The sources of her contentment lay all without the convent walls; and being there, it was strange that she should have discovered them. As a matter of fact she had not discovered them. They had come, through a slow and unconscious process, to be a part of her life. It had begun, humbly enough, in the kitchen garden. When first she came to the convent she had not been very well, and they had set her to weeding the vegetables in order that she might be out of doors as much as possible. Her simple, kindly nature had turned in solicitude and affection to this springing life that responded to her tendance. No great and lovely lady in her garden ever looked with more pride and admiration on her roses and lilies than did Sister Anne on her beans and cabbages and early peas. Through them she had come to watch with interest every change in the weather, anxious for the needed rain, fearful of the early frost, rejoicing when sun and air and moisture did their kindly best.

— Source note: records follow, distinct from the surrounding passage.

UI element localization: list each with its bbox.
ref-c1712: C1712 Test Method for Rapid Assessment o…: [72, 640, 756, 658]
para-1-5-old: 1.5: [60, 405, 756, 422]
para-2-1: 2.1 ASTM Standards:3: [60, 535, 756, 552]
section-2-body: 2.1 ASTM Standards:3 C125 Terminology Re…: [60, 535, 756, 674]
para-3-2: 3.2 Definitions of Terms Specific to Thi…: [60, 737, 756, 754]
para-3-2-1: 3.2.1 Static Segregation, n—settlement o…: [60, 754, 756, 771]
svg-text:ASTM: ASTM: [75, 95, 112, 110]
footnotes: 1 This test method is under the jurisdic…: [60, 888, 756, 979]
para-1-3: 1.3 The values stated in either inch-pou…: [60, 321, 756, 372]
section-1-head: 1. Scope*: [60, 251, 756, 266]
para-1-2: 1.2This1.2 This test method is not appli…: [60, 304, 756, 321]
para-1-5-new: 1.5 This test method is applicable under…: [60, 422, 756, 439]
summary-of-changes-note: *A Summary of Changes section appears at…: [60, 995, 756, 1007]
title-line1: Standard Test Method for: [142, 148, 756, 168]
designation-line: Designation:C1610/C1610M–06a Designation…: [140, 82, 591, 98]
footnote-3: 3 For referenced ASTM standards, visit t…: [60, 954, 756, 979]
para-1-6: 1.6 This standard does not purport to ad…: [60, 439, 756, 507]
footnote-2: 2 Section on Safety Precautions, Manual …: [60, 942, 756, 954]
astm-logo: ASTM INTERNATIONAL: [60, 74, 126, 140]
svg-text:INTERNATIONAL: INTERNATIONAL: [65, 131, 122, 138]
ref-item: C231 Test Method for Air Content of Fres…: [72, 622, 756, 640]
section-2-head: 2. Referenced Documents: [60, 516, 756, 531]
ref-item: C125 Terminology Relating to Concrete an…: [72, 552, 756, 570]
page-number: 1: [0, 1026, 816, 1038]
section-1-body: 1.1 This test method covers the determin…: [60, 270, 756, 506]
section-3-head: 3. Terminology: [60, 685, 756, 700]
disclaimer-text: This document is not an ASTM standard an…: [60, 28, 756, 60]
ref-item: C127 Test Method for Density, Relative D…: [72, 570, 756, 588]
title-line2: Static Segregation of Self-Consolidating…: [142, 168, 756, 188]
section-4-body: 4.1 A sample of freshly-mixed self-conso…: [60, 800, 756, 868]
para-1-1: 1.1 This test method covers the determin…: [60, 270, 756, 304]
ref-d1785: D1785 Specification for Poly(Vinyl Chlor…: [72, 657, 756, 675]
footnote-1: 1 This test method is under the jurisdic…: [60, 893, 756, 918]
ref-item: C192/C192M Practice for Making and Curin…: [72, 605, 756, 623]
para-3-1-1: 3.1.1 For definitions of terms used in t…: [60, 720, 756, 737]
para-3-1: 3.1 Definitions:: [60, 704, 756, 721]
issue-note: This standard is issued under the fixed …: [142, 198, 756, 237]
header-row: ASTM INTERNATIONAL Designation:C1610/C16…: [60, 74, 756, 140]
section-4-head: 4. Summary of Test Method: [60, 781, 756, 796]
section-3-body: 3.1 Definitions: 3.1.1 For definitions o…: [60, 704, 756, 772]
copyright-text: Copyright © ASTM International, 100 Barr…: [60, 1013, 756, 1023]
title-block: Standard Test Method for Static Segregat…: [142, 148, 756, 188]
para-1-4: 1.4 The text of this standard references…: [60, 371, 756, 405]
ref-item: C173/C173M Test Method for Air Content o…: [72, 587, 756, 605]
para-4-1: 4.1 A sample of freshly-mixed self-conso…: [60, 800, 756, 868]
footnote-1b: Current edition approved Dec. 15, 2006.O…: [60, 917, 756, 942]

And thus it was, through a process simple, gradual, inevitable, that her heart had wakened to the wonder and the beauty of the world about her. At first she saw no farther than the garden, finding joy in the clear green of the new shoots, pleasure in the sturdy growth of some robust plant, or a still ecstasy in the dew-crowned freshness of the bean flowers in the early morning. But soon that morning magic lay before her marveling eyes upon the near-by fields and the distant hills, and in time she beheld the wonderful pageant from mystic dawn to dawn, and that still more wonderful pageant of the changing months.

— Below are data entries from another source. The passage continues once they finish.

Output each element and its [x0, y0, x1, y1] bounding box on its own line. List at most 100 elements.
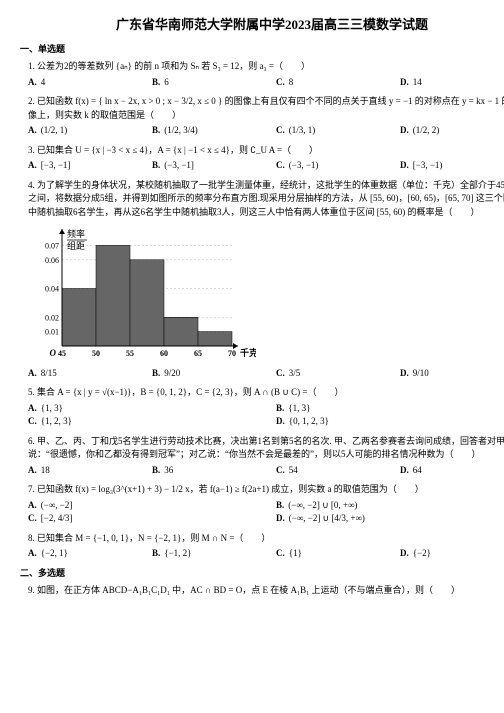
q8-a-val: {−2, 1} [41, 548, 68, 558]
q3-opt-c: C.(−3, −1) [276, 159, 400, 173]
svg-text:O: O [50, 348, 57, 358]
question-9: 9. 如图，在正方体 ABCD−A₁B₁C₁D₁ 中，AC ∩ BD = O，点… [28, 584, 504, 598]
svg-text:0.01: 0.01 [45, 328, 59, 337]
q4-b-val: 9/20 [164, 368, 180, 378]
q8-b-val: {−1, 2} [164, 548, 191, 558]
q1-text: 1. 公差为2的等差数列 {aₙ} 的前 n 项和为 Sₙ 若 S₃ = 12，… [28, 60, 504, 74]
q4-c-val: 3/5 [289, 368, 301, 378]
svg-text:50: 50 [92, 349, 100, 358]
q1-a-val: 4 [41, 77, 46, 87]
question-2: 2. 已知函数 f(x) = { ln x − 2x, x > 0 ; x − … [28, 95, 504, 122]
q4-opt-a: A.8/15 [28, 367, 152, 381]
svg-text:70: 70 [228, 349, 236, 358]
histogram-svg: 0.010.020.040.060.07455055606570O频率组距千克 [28, 225, 256, 360]
q4-d-val: 9/10 [413, 368, 429, 378]
q4-opt-d: D.9/10 [400, 367, 504, 381]
q8-opt-b: B.{−1, 2} [152, 547, 276, 561]
question-4: 4. 为了解学生的身体状况，某校随机抽取了一批学生测量体重，经统计，这批学生的体… [28, 179, 504, 220]
q4-opt-c: C.3/5 [276, 367, 400, 381]
question-1: 1. 公差为2的等差数列 {aₙ} 的前 n 项和为 Sₙ 若 S₃ = 12，… [28, 60, 504, 74]
q2-c-val: (1/3, 1) [289, 125, 316, 135]
q3-c-val: (−3, −1) [289, 160, 319, 170]
q3-a-val: [−3, −1] [41, 160, 71, 170]
q1-opt-c: C.8 [276, 76, 400, 90]
q7-opt-d: D.(−∞, −2] ∪ [4/3, +∞) [276, 512, 504, 526]
q6-a-val: 18 [41, 465, 50, 475]
q7-opt-b: B.(−∞, −2] ∪ [0, +∞) [276, 499, 504, 513]
q1-opt-b: B.6 [152, 76, 276, 90]
q8-c-val: {1} [289, 548, 302, 558]
svg-text:65: 65 [194, 349, 202, 358]
q8-opt-d: D.{−2} [400, 547, 504, 561]
q7-b-val: (−∞, −2] ∪ [0, +∞) [288, 500, 357, 510]
question-3: 3. 已知集合 U = {x | −3 < x ≤ 4}，A = {x | −1… [28, 144, 504, 158]
q7-opt-c: C.[−2, 4/3] [28, 512, 276, 526]
question-8: 8. 已知集合 M = {−1, 0, 1}，N = {−2, 1}，则 M ∩… [28, 532, 504, 546]
q9-text: 9. 如图，在正方体 ABCD−A₁B₁C₁D₁ 中，AC ∩ BD = O，点… [28, 584, 504, 598]
q2-options: A.(1/2, 1) B.(1/2, 3/4) C.(1/3, 1) D.(1/… [28, 124, 504, 138]
q2-opt-b: B.(1/2, 3/4) [152, 124, 276, 138]
q3-b-val: (−3, −1] [164, 160, 194, 170]
q5-opt-c: C.{1, 2, 3} [28, 415, 276, 429]
q4-a-val: 8/15 [41, 368, 57, 378]
q5-a-val: {1, 3} [41, 403, 63, 413]
histogram-chart: 0.010.020.040.060.07455055606570O频率组距千克 [28, 225, 504, 365]
q7-options: A.(−∞, −2] B.(−∞, −2] ∪ [0, +∞) C.[−2, 4… [28, 499, 504, 526]
svg-text:0.06: 0.06 [45, 256, 59, 265]
svg-text:60: 60 [160, 349, 168, 358]
q7-opt-a: A.(−∞, −2] [28, 499, 276, 513]
q2-a-val: (1/2, 1) [41, 125, 68, 135]
q8-text: 8. 已知集合 M = {−1, 0, 1}，N = {−2, 1}，则 M ∩… [28, 532, 504, 546]
q6-d-val: 64 [413, 465, 422, 475]
question-7: 7. 已知函数 f(x) = log₃(3^(x+1) + 3) − 1/2 x… [28, 483, 504, 497]
question-5: 5. 集合 A = {x | y = √(x−1)}，B = {0, 1, 2}… [28, 386, 504, 400]
svg-text:0.07: 0.07 [45, 241, 59, 250]
q7-d-val: (−∞, −2] ∪ [4/3, +∞) [289, 513, 365, 523]
page-title: 广东省华南师范大学附属中学2023届高三三模数学试题 [20, 15, 504, 35]
q6-options: A.18 B.36 C.54 D.64 [28, 464, 504, 478]
q5-opt-b: B.{1, 3} [276, 402, 504, 416]
svg-text:55: 55 [126, 349, 134, 358]
q1-c-val: 8 [289, 77, 294, 87]
q6-text: 6. 甲、乙、丙、丁和戊5名学生进行劳动技术比赛，决出第1名到第5名的名次. 甲… [28, 435, 504, 462]
q4-opt-b: B.9/20 [152, 367, 276, 381]
q2-text: 2. 已知函数 f(x) = { ln x − 2x, x > 0 ; x − … [28, 95, 504, 122]
q6-opt-c: C.54 [276, 464, 400, 478]
q2-d-val: (1/2, 2) [413, 125, 440, 135]
q1-b-val: 6 [164, 77, 169, 87]
q8-opt-a: A.{−2, 1} [28, 547, 152, 561]
q7-c-val: [−2, 4/3] [41, 513, 73, 523]
q3-options: A.[−3, −1] B.(−3, −1] C.(−3, −1) D.[−3, … [28, 159, 504, 173]
q1-d-val: 14 [413, 77, 422, 87]
q1-opt-a: A.4 [28, 76, 152, 90]
q6-opt-d: D.64 [400, 464, 504, 478]
q3-text: 3. 已知集合 U = {x | −3 < x ≤ 4}，A = {x | −1… [28, 144, 504, 158]
q5-options: A.{1, 3} B.{1, 3} C.{1, 2, 3} D.{0, 1, 2… [28, 402, 504, 429]
q8-options: A.{−2, 1} B.{−1, 2} C.{1} D.{−2} [28, 547, 504, 561]
q1-opt-d: D.14 [400, 76, 504, 90]
q6-opt-a: A.18 [28, 464, 152, 478]
q5-c-val: {1, 2, 3} [41, 416, 72, 426]
q6-b-val: 36 [164, 465, 173, 475]
svg-text:千克: 千克 [240, 347, 256, 358]
q2-opt-d: D.(1/2, 2) [400, 124, 504, 138]
svg-text:45: 45 [58, 349, 66, 358]
q5-text: 5. 集合 A = {x | y = √(x−1)}，B = {0, 1, 2}… [28, 386, 504, 400]
q3-d-val: [−3, −1) [413, 160, 443, 170]
q2-opt-c: C.(1/3, 1) [276, 124, 400, 138]
section-1-header: 一、单选题 [20, 43, 504, 57]
section-2-header: 二、多选题 [20, 567, 504, 581]
svg-text:0.02: 0.02 [45, 313, 59, 322]
q8-opt-c: C.{1} [276, 547, 400, 561]
q3-opt-d: D.[−3, −1) [400, 159, 504, 173]
svg-text:组距: 组距 [67, 240, 85, 251]
q2-opt-a: A.(1/2, 1) [28, 124, 152, 138]
q1-options: A.4 B.6 C.8 D.14 [28, 76, 504, 90]
q7-text: 7. 已知函数 f(x) = log₃(3^(x+1) + 3) − 1/2 x… [28, 483, 504, 497]
q5-opt-d: D.{0, 1, 2, 3} [276, 415, 504, 429]
q8-d-val: {−2} [413, 548, 431, 558]
q2-b-val: (1/2, 3/4) [164, 125, 198, 135]
q5-d-val: {0, 1, 2, 3} [289, 416, 329, 426]
q4-options: A.8/15 B.9/20 C.3/5 D.9/10 [28, 367, 504, 381]
question-6: 6. 甲、乙、丙、丁和戊5名学生进行劳动技术比赛，决出第1名到第5名的名次. 甲… [28, 435, 504, 462]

No one knew or guessed the joy that filled her life from this dumb intercourse with flying cloud or snow-hung cherry tree, or from the deep stillness of a green-clad hill in a summer noon. When she was younger, she used sometimes to speak of these things to her companions; but she had early learned that they neither understood nor cared to understand the feelings which she would have shared with them. But this did not disturb her. She felt for those with whom she lived good-will and a mild affection, but hers was not a nature to expect or need sympathy. She had a profound and sincere humility which rendered her incapable of envy. She felt herself, without bitterness, to be the inferior of all with whom she came in contact. The fact that they were indifferent to what were to her the purest sources of happiness never seemed to her a lack in them, but only an accentuation of the fact that she was less clever than they. To read, to embroider, to converse, to make long devotions, were all beyond her powers. She was not 'spiritual-minded.' Prayers were to her a tedious and difficult task, to be fulfilled conscientiously but always finished with relief. This indeed came by slow degrees to be a source of pain and anxiety to her. She felt herself a sinner. In the laborious and inarticulate processes of her mind there gradually took form the knowledge that she would rather do any kind of work than pray; that she would rather, far rather, sit in idleness, looking out upon the familiar, beloved landscape, than pray. This seemed to her inexplicably wicked, but it never occurred to her to change, although she sometimes felt that she would go to hell because of it.